Although TQM is synonymous with participation, involvement, accountability, ownership and empowerment, the division also formed a TQM council comprising senior management to facilitate in cascading the vision down the line and aligning all the activities towards realising the vision.

Till then "operating the business and not managing it in the real sense". Narasimhan and his team made a fundamental shift towards systematic analysis, pre-planning and blue printing of operations with focus on habitual improvements with the controls embedded within the system and the processes driven by the divisions own culture.

"Given the involvement, commitment and dedication of all the employees there were not any roadblocks nor any additional investments were made," he remarks. It should be mentioned here that never in its history has the foundry division lost a single manday due to labour unrest.

In 1999 the division also kicked off TPM under the TQM umbrella. This year the foundry division has won the TPM Excellence Award-First Category. "Ours is the first outfit to get the TQM and the TPM award in the same year," says a proud Narasimhan.

In the process the division also helped its suppliers to follow the quality path by disseminating and sharing its learning by conducting workshops. Vendors are encouraged to obtain ISO 9001 certification for their quality systems.

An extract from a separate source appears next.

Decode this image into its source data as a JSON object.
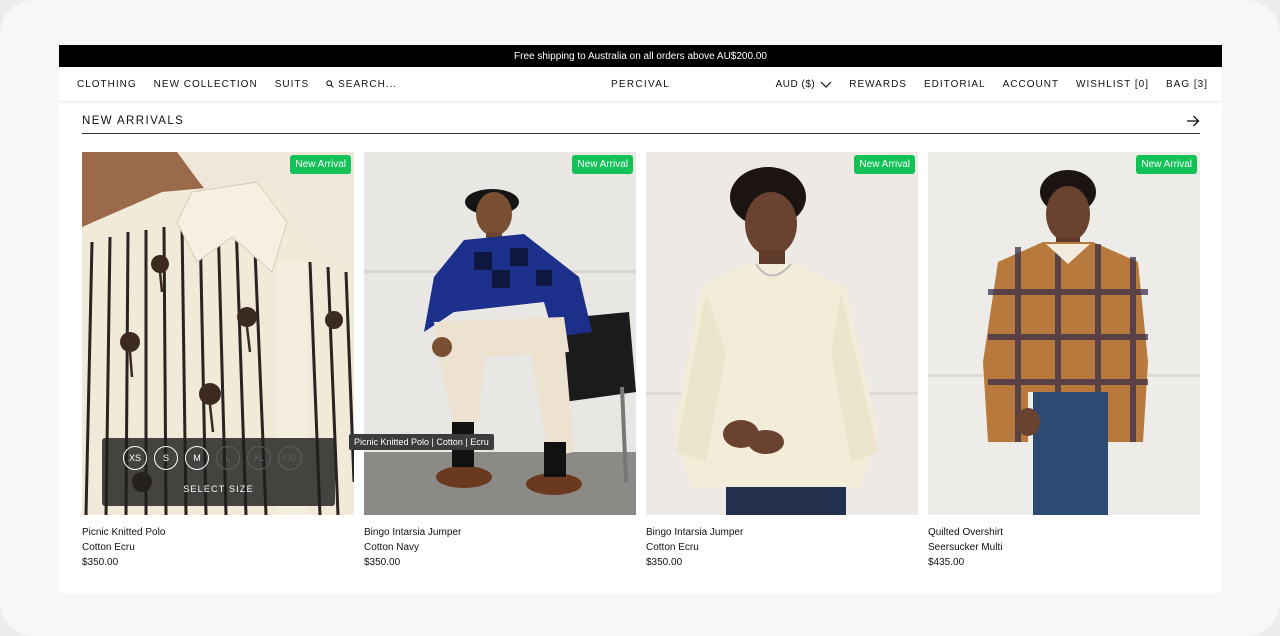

Soon, Brakes India foundry''s quality journey started contributing to the bottomline. Customer returns came down to one third. "Our concentration on new product development and application of computer-aided technology helped us to reduce lead times to almost 25 per cent of the original."

Are there areas that the division should focus more despite the awards? Narasimhan is open enough to say: "We have benchmarked ourselves against the best practices which reveals that we have to improve in the area of energy efficiency and output to input ratio whereas we are on par with the best with regard to external failures, product life cycle management, process control, productivity and surface utilisation."

According to him, the Deming Prize is only a license to practice TQM in the manner that they have chosen. "We still have a long way to reach the destination. Our future plans are to work towards becoming one of the best foundries in our class globally. Our intention is to achieve business excellence through technological leadership and thereby ensure total customer satisfaction."